I love their house, it'd make an awesome bachelor pad.  It's a two-bedroom, built in 2009.  It's kind of small, but its in a very nice neighborhood.  They are doing a rent-to-own thing.  $750 a month, and after the first year they have the option to buy.  75% of the rent they pay goes towards the down-payment.  They got such a good deal because my buddy's girlfriend mom is the realitor who got them the house.

Talked to my ex tonight.  We got things straightened out, I think I got the closure I need now.  But wow, what a delayed reaction.  We broke up in August, I was fine with it.  in late November we met at a bar where we first met.  We saw each other once or twice after than in December.  It was a bit more than platonic but not really dating.  Then she started dating another guy seriously.  He was a loan officer at a bank.  That's when I got messed up pretty bad.  Fortunately for me, when things are going to shit, I don't have any self-destructive behaviors.  Quite the opposite, I work like hell on a solution to get out of that situation.  My solution at the time was lining up a better job for myself, signing up for the latest ultrasound courses, and getting the hell out of this cold part of the country.  Well that's still the path I'm on right now.  I leave for Alabama Feb 20, going to take a two week phased array course, then head down to Houston for a job interview.
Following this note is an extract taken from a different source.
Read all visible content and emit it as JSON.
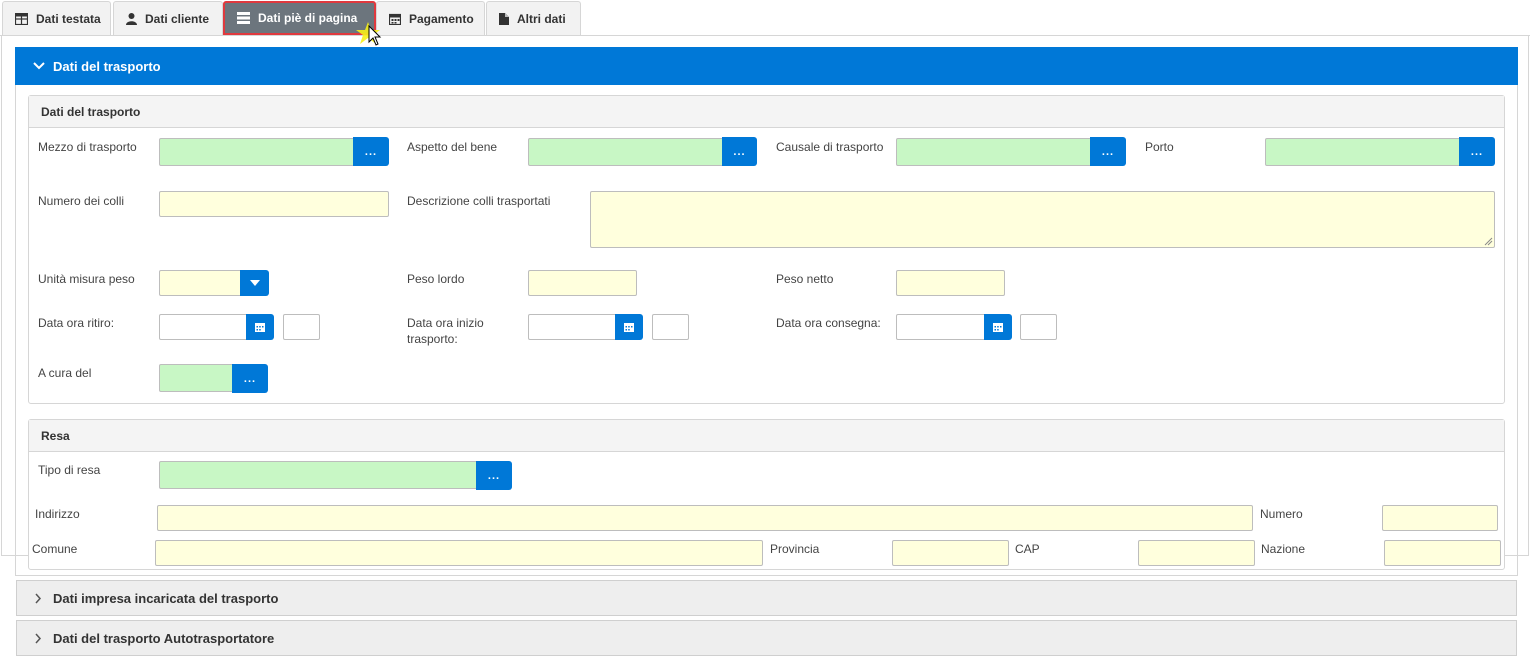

My goals are simple.  I want a job I enjoy, one that provides me with enough income to raise a family when the time comes, and someone who accepts me as much as my ex did.  The only thing lacking from her was the support for my career.  Some weeks I would drive a thousand miles to get to testing sites, and not be home for days (sometimes up to six weeks) at a time.  So basically I need someone who supports my decisions too.  Rational ones anyways.

Well anyways, I hope I can maintain this feeling of acceptance of the situation.  That would be awesome.  But if not, I'll just turn those negative emotions into motivation like I always do.